Meeting Neighbors as Friends
Have you ever met someone and feel like they’ve been a friend you should have had for your whole life but only met this minute? That is the feeling my husband and I have about the folks in Co-Housing Houston. The minute we got on our first Zoom call, we looked at each other and grinned. As everyone welcomed us to the group, it felt good. But as the meeting went on, I couldn’t help but feel something even stronger. I felt the kind of belonging that only comes from knowing someone for a long time. These were clearly friends we were meant to have, but had only just gotten to meet.
We first heard about the co-housing initiative in the Houston Chronicle article. (https://www.chron.com/business/real-estate/article/Texas-first-cohousing-community-puts-land-under-15101753.php) The two of us have been happily rambling about in the home in which we raised our family. It was perfect for active teens, with acreage for the animals we wanted to have surrounding us. But the two of us, now in our 60s, wanted to live closer to town, to our friends and family there. We also wanted a stronger sense of community after living physically distanced out in the ‘Burbs. We wanted not only to be able to run next door for a cup of sugar if we needed to, but also to ask that favor of people who knew what our cookies tasted like because we had shared them together over a cup of coffee or tea.

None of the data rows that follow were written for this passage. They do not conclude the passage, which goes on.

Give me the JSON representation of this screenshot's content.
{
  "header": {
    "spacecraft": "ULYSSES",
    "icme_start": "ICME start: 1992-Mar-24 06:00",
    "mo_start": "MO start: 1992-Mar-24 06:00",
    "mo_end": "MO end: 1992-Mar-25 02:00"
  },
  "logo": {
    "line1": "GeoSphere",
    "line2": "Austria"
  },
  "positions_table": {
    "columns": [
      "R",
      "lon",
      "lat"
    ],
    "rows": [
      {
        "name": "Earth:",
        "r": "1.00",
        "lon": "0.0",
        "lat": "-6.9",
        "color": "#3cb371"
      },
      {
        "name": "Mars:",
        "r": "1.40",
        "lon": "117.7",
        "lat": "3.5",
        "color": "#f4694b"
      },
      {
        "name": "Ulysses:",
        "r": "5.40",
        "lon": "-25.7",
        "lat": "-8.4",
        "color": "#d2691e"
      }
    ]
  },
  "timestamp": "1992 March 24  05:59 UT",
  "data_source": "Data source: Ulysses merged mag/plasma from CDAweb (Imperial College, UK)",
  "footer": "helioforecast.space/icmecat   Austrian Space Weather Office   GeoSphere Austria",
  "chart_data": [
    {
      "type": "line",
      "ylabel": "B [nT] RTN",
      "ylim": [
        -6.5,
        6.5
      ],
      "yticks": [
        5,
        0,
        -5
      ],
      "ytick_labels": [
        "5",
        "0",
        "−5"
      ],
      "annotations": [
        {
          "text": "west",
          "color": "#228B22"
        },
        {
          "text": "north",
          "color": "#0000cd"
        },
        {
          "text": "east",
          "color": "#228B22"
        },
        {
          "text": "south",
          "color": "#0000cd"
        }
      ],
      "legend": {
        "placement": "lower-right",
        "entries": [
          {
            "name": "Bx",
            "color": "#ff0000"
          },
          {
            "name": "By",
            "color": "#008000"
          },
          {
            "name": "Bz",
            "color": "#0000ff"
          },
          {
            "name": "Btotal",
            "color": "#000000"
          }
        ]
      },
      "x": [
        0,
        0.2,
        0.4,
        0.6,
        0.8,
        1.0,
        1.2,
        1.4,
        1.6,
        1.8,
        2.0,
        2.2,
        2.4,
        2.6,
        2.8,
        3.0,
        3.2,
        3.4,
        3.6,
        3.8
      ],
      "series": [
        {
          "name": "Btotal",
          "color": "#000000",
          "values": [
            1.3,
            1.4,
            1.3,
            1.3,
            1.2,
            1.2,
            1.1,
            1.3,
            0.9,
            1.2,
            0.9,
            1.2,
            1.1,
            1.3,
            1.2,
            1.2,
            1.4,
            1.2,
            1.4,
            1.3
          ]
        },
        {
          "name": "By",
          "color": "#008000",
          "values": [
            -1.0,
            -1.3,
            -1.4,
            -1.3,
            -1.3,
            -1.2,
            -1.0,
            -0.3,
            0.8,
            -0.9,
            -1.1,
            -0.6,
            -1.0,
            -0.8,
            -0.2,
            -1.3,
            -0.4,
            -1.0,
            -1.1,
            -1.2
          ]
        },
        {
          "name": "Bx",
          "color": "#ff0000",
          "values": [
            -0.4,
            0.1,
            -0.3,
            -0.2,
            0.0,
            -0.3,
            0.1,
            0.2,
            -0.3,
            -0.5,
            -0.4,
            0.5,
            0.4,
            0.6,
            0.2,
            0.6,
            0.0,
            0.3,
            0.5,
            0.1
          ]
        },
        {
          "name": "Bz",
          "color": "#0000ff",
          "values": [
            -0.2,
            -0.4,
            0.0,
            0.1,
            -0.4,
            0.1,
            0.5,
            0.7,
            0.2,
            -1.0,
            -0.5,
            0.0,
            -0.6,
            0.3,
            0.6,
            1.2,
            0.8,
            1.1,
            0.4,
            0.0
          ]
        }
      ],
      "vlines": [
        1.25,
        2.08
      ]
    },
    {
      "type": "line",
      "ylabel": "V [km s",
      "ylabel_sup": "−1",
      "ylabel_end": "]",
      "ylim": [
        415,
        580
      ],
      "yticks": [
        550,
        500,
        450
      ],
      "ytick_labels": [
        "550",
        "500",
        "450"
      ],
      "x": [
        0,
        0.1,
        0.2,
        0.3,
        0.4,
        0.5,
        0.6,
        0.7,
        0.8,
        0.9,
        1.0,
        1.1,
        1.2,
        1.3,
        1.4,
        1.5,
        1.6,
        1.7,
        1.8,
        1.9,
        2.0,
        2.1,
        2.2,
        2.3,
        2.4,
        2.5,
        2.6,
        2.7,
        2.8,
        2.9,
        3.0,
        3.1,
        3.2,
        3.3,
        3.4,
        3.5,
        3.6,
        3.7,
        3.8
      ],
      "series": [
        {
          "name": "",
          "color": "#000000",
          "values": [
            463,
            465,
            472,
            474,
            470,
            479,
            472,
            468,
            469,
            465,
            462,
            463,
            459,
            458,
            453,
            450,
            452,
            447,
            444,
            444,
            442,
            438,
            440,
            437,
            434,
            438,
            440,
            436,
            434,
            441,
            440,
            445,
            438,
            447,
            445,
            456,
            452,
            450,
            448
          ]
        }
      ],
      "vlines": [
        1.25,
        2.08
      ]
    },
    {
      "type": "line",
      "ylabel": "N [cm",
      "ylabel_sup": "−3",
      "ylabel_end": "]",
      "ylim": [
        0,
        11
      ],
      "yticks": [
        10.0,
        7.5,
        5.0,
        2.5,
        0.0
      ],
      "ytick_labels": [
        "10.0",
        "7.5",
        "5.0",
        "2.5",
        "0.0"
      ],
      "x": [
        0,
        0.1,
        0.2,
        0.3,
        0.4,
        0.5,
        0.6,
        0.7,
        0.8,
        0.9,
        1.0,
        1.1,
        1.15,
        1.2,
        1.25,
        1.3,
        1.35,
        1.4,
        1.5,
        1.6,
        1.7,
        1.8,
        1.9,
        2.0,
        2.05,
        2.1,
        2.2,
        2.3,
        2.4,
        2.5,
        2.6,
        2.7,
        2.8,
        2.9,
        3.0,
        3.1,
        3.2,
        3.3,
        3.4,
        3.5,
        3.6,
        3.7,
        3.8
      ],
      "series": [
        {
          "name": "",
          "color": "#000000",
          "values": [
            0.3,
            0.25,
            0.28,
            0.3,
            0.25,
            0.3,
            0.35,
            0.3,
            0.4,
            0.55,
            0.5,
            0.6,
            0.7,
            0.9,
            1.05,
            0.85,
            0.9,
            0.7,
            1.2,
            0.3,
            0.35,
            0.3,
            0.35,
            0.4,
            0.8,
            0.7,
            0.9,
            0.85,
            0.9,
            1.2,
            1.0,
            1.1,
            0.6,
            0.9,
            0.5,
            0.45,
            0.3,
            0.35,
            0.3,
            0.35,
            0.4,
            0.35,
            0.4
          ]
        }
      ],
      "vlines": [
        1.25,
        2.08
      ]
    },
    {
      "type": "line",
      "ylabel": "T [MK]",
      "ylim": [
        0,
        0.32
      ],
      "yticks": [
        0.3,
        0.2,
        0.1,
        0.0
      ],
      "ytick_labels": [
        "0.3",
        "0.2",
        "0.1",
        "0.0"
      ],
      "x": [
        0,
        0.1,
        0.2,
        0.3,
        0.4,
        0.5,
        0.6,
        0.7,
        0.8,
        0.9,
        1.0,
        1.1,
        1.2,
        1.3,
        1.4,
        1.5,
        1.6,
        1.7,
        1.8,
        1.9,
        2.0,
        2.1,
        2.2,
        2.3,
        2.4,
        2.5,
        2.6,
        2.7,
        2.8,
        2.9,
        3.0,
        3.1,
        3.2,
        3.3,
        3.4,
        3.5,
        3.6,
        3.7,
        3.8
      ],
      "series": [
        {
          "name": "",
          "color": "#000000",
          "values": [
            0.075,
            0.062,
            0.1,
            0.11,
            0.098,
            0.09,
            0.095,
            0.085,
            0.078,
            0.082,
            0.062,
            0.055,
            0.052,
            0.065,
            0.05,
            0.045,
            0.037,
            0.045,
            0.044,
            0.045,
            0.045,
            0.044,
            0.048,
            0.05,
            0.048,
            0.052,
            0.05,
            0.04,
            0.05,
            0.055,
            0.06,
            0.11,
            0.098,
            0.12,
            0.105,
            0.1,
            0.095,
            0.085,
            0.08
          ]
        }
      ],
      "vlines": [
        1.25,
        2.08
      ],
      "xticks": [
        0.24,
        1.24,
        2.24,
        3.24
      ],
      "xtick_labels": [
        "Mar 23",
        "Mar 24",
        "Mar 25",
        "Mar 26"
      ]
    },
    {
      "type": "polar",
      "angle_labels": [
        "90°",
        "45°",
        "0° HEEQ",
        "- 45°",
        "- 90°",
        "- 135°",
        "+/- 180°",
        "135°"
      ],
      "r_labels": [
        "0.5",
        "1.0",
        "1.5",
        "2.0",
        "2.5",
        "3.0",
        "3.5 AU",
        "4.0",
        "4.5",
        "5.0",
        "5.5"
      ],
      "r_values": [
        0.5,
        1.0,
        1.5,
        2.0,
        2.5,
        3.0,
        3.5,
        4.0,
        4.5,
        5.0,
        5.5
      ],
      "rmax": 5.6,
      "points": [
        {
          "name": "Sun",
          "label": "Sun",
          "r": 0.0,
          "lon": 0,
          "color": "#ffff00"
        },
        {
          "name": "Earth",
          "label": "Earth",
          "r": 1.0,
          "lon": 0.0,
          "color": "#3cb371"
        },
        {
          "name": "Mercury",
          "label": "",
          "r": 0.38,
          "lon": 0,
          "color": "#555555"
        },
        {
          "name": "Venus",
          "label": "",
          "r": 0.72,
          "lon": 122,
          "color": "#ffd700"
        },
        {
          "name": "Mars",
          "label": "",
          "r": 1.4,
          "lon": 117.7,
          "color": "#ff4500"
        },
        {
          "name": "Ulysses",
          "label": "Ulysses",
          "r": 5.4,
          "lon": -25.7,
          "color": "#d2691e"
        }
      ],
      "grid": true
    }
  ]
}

The decisions made before we got there felt warm and welcoming. A variety of ages would be welcome. There would be no gates on the community so that we did not set ourselves apart from the wider community in the historical Second Ward just East of Houston. There would be community spaces for art, for gardens, for bike storage and swimming and music and exercise and community-wide meals. There would be hike and bike trails close by. There would be public transport available for when we grew too old to drive. All that and there would be just the right amount of private space for time just with our own family in our own wholly-owned unit.
As the meeting discussion went on, Paul and I kept sending speaking glances at each other. What should have been a dry business meeting felt warm, friendly. When was the last time that a meeting felt like that? Long ago? Never? Everyone get a turn to speak in order to work their way into making a decision by consensus. Decisions are made together, with care for one another’s opinions. This leaning toward one another is part of the reason we felt so excited. It is a manifestation of the respect this group has for one another—even brand new Explorers such as ourselves. The genuine respect shown for other’s opinions, and the humor with which adjustments were made, made me feel—right then and there in our first meeting—that this could be a place with a just-right mix of all of the above for me.
My husband felt the same. We even said so to each other, carefully leaning out of camera range (and only when on Mute) to say, “This is the best group of people!” multiple times during that call. This group is truly special. We feel so fortunate to have found them early on in their process of becoming a community. We know the members of Co-Housing Houston are the kind of neighbors who would look after us as we looked after them. These folks are the kind of people who will become true friends. So glad we’ve finally met.